StGB-Reform - Arbeitsgruppenvorschläge erst im Oktober
Wien (APA) - Die Expertengruppe zur Reform des Strafgesetzbuchs (StGB) wird zur Vorlage ihrer Vorschläge ein wenig länger brauchen, als ursp...
Wien (APA) - Die Expertengruppe zur Reform des Strafgesetzbuchs (StGB) wird zur Vorlage ihrer Vorschläge ein wenig länger brauchen, als ursprünglich vorgesehen. Statt Mitte des Jahres wird nun der Oktober angepeilt, erklärte ein Sprecher von Justizminister Wolfgang Brandstetter (ÖVP) am Montag auf APA-Anfrage. Unverändert bleibt das Ziel, die Reform 2015 im Parlament zu beschließen.
Das Ministerium bestätigte damit eine Aussage des Ministers selbst, der in der „Wiener Zeitung“ am Montag erklärte, dass er mit dem Vorschlag „im Frühherbst“ rechne. Noch Mitte Mai hatte Sektionschef Christian Pilnacek, der die Gruppe koordiniert, bei der Richterwoche in Saalfelden gemeint, dass man sich trotz zahlreicher Themen und intensiver Diskussionen in der Gruppe um Einhaltung des ursprünglich vorgesehenen Termins bemühe.

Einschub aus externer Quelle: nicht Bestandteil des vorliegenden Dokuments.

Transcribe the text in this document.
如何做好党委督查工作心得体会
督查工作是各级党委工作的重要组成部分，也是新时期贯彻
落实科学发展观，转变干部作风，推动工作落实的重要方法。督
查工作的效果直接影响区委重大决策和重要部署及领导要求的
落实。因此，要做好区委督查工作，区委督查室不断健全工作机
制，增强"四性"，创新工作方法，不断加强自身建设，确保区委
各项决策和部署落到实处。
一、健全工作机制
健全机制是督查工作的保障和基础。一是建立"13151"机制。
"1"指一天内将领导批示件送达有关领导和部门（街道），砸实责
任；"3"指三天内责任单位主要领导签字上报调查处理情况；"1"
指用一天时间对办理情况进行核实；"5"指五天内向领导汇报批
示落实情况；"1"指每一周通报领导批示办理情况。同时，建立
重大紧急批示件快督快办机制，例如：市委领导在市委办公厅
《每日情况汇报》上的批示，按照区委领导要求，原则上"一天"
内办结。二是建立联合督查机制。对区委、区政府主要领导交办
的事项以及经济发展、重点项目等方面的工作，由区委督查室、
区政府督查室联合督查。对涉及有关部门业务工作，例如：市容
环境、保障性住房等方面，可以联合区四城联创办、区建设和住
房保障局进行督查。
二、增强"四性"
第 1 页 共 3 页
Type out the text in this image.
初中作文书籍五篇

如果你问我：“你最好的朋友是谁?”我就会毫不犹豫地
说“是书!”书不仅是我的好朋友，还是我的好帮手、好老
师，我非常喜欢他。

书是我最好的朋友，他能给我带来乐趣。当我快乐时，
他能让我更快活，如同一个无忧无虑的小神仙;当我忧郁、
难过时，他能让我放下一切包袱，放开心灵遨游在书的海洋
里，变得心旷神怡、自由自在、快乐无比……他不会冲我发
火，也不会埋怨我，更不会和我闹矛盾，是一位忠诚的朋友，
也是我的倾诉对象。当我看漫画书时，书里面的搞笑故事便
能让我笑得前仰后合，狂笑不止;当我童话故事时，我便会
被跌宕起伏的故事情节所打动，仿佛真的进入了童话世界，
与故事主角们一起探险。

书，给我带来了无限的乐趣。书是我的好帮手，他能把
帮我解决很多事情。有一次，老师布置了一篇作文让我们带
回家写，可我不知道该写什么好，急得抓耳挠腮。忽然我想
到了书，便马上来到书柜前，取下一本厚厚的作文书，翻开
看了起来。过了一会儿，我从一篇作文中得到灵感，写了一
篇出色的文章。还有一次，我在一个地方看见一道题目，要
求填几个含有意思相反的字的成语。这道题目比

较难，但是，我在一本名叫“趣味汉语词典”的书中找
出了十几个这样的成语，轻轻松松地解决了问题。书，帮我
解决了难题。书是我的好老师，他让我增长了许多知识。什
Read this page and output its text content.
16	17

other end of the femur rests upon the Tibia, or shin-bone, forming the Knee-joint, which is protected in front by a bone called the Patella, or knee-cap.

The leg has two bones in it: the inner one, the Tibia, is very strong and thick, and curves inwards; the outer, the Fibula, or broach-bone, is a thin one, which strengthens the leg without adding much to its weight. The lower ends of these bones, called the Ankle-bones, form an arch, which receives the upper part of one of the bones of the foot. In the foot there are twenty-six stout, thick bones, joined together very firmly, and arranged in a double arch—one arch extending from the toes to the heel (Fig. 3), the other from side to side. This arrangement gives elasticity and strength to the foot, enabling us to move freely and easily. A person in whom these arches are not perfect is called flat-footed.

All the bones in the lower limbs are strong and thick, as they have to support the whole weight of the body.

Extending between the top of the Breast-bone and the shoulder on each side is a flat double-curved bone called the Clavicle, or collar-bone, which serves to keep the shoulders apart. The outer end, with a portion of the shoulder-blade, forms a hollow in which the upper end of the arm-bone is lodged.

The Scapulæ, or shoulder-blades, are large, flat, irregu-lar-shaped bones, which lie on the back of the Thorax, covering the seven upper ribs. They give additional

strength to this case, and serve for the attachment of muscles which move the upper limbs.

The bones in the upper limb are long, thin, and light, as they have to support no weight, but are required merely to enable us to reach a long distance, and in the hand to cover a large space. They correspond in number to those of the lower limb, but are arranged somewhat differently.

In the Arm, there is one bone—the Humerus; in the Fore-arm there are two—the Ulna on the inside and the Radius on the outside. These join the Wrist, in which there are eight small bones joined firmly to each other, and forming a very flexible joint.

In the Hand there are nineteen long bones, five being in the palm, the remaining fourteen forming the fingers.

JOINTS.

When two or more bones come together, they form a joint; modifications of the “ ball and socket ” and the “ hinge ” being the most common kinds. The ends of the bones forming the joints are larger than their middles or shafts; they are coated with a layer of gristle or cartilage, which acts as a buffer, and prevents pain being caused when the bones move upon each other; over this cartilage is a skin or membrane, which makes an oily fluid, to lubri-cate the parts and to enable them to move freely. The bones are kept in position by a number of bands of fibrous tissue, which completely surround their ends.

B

Mit der Reform soll unter anderem das seit langem kritisierte Ungleichgewicht von Strafen für Delikte gegen Leib und Leben gegenüber Vermögensdelikten verringert werden. In die Wege geleitet hatte den Prozess noch Brandstetters Amtsvorgängerin Beatrix Karl (ÖVP). Sie hatte die Devise ausgegeben, dass es bis 2015 - wenn sich der Beschluss des StGB zum 40. Mal jährt - zu einer Runderneuerung des Gesetzes kommen soll.